Newsgroups: sci.lang
Path: cantaloupe.srv.cs.cmu.edu!das-news2.harvard.edu!news2.near.net!news.mathworks.com!europa.eng.gtefsd.com!howland.reston.ans.net!pipex!lyra.csx.cam.ac.uk!sunsite.doc.ic.ac.uk!uknet!EU.net!sun4nl!knowar!harmsen.knoware.nl!rharmsen
From: rharmsen@knoware.nl (Ruud Harmsen)
Subject: Re: vowel shift in Early English and German
Sender: news@knoware.nl (News Account)
Message-ID: <rharmsen.64.00106CB8@knoware.nl>
Date: Thu, 29 Dec 1994 21:25:22 GMT
Lines: 10
References: <hplant-2212940045090001@lanrover4-line8.uoregon.edu> <jxfdch@foxearth.demon.co.uk>
Nntp-Posting-Host: harmsen.knoware.nl
Organization: none
X-Newsreader: Trumpet for Windows [Version 1.0 Rev A]

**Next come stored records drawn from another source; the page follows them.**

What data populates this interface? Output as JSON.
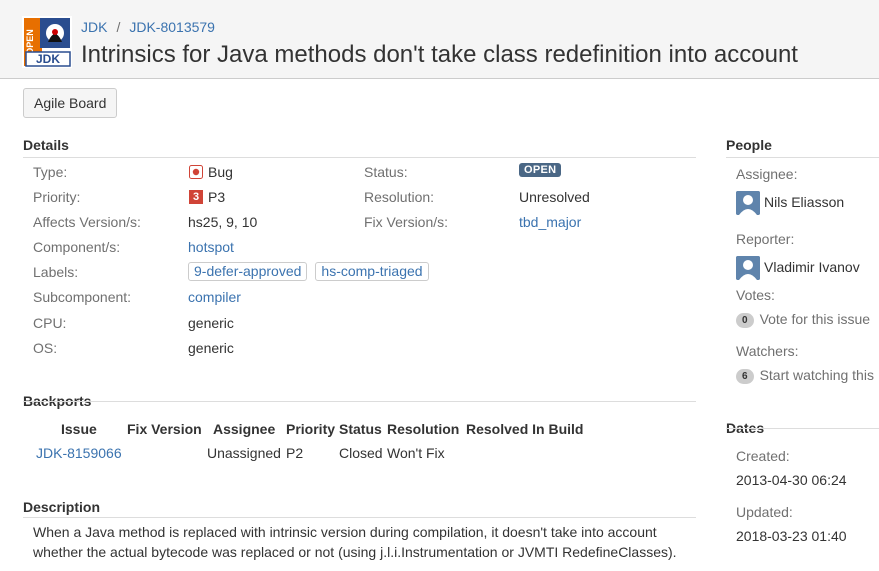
{
  "breadcrumb": {
    "project": "JDK",
    "issue_key": "JDK-8013579"
  },
  "issue_title": "Intrinsics for Java methods don't take class redefinition into account",
  "toolbar": {
    "agile_board_label": "Agile Board"
  },
  "details": {
    "heading": "Details",
    "type_label": "Type:",
    "type_value": "Bug",
    "priority_label": "Priority:",
    "priority_badge": "3",
    "priority_value": "P3",
    "affects_label": "Affects Version/s:",
    "affects_value": "hs25, 9, 10",
    "component_label": "Component/s:",
    "component_value": "hotspot",
    "labels_label": "Labels:",
    "labels": [
      "9-defer-approved",
      "hs-comp-triaged"
    ],
    "subcomponent_label": "Subcomponent:",
    "subcomponent_value": "compiler",
    "cpu_label": "CPU:",
    "cpu_value": "generic",
    "os_label": "OS:",
    "os_value": "generic",
    "status_label": "Status:",
    "status_value": "OPEN",
    "resolution_label": "Resolution:",
    "resolution_value": "Unresolved",
    "fix_label": "Fix Version/s:",
    "fix_value": "tbd_major"
  },
  "backports": {
    "heading": "Backports",
    "columns": [
      "Issue",
      "Fix Version",
      "Assignee",
      "Priority",
      "Status",
      "Resolution",
      "Resolved In Build"
    ],
    "rows": [
      {
        "issue": "JDK-8159066",
        "fix_version": "",
        "assignee": "Unassigned",
        "priority": "P2",
        "status": "Closed",
        "resolution": "Won't Fix",
        "build": ""
      }
    ]
  },
  "description": {
    "heading": "Description",
    "text": "When a Java method is replaced with intrinsic version during compilation, it doesn't take into account whether the actual bytecode was replaced or not (using j.l.i.Instrumentation or JVMTI RedefineClasses)."
  },
  "people": {
    "heading": "People",
    "assignee_label": "Assignee:",
    "assignee_name": "Nils Eliasson",
    "reporter_label": "Reporter:",
    "reporter_name": "Vladimir Ivanov",
    "votes_label": "Votes:",
    "votes_count": "0",
    "vote_link": "Vote for this issue",
    "watchers_label": "Watchers:",
    "watchers_count": "6",
    "watch_link": "Start watching this"
  },
  "dates": {
    "heading": "Dates",
    "created_label": "Created:",
    "created_value": "2013-04-30 06:24",
    "updated_label": "Updated:",
    "updated_value": "2018-03-23 01:40"
  },
  "colors": {
    "link": "#3b73af",
    "status_open": "#4a6785",
    "bug_red": "#d04437"
  },
  "icons": [
    "openjdk-logo",
    "bug-icon",
    "priority-icon",
    "avatar-icon"
  ]
}
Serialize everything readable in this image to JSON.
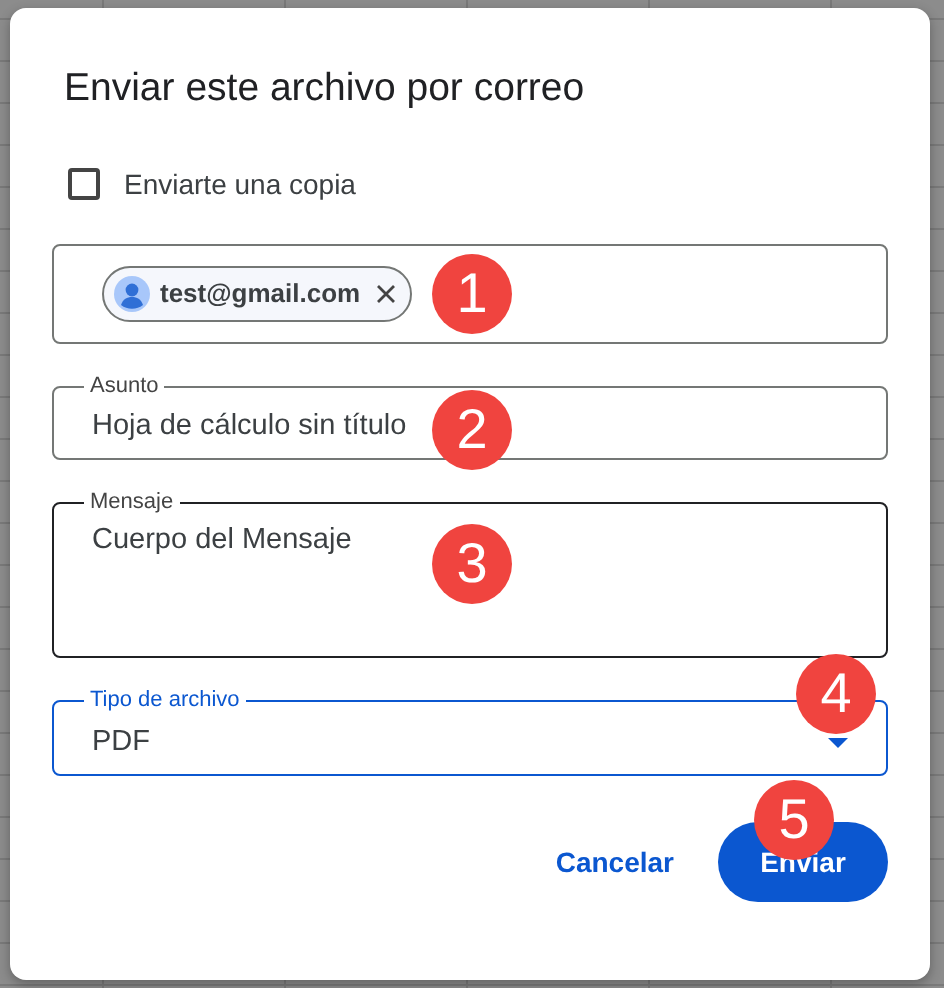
{
  "dialog": {
    "title": "Enviar este archivo por correo",
    "copy_checkbox": {
      "label": "Enviarte una copia",
      "checked": false
    },
    "recipients": [
      {
        "email": "test@gmail.com"
      }
    ],
    "fields": [
      {
        "kind": "text",
        "label": "Asunto",
        "value": "Hoja de cálculo sin título",
        "hovered": false,
        "focused": false
      },
      {
        "kind": "textarea",
        "label": "Mensaje",
        "value": "Cuerpo del Mensaje",
        "hovered": true,
        "focused": false
      },
      {
        "kind": "select",
        "label": "Tipo de archivo",
        "value": "PDF",
        "hovered": false,
        "focused": true
      }
    ],
    "buttons": [
      {
        "label": "Cancelar",
        "kind": "text"
      },
      {
        "label": "Enviar",
        "kind": "primary"
      }
    ]
  },
  "annotations": [
    {
      "label": "1"
    },
    {
      "label": "2"
    },
    {
      "label": "3"
    },
    {
      "label": "4"
    },
    {
      "label": "5"
    }
  ]
}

In article <jxfdch@foxearth.demon.co.uk> ross@foxearth.demon.co.uk (Ross Burgess) writes:
>From: ross@foxearth.demon.co.uk (Ross Burgess)
>Subject: Re: vowel shift in Early English and German
>Date: Wed, 28 Dec 1994 15:55:48 +0000

>And can anyone suggest why English spelling is more 
>conservative than German in this respect?
Perhaps because it was formed from so many sources (Anglo-Saxon, Old-Norse, 
French, Latin) so there was a inconsistent spelling very early, and there was 
much more inconsistency than in many other languages?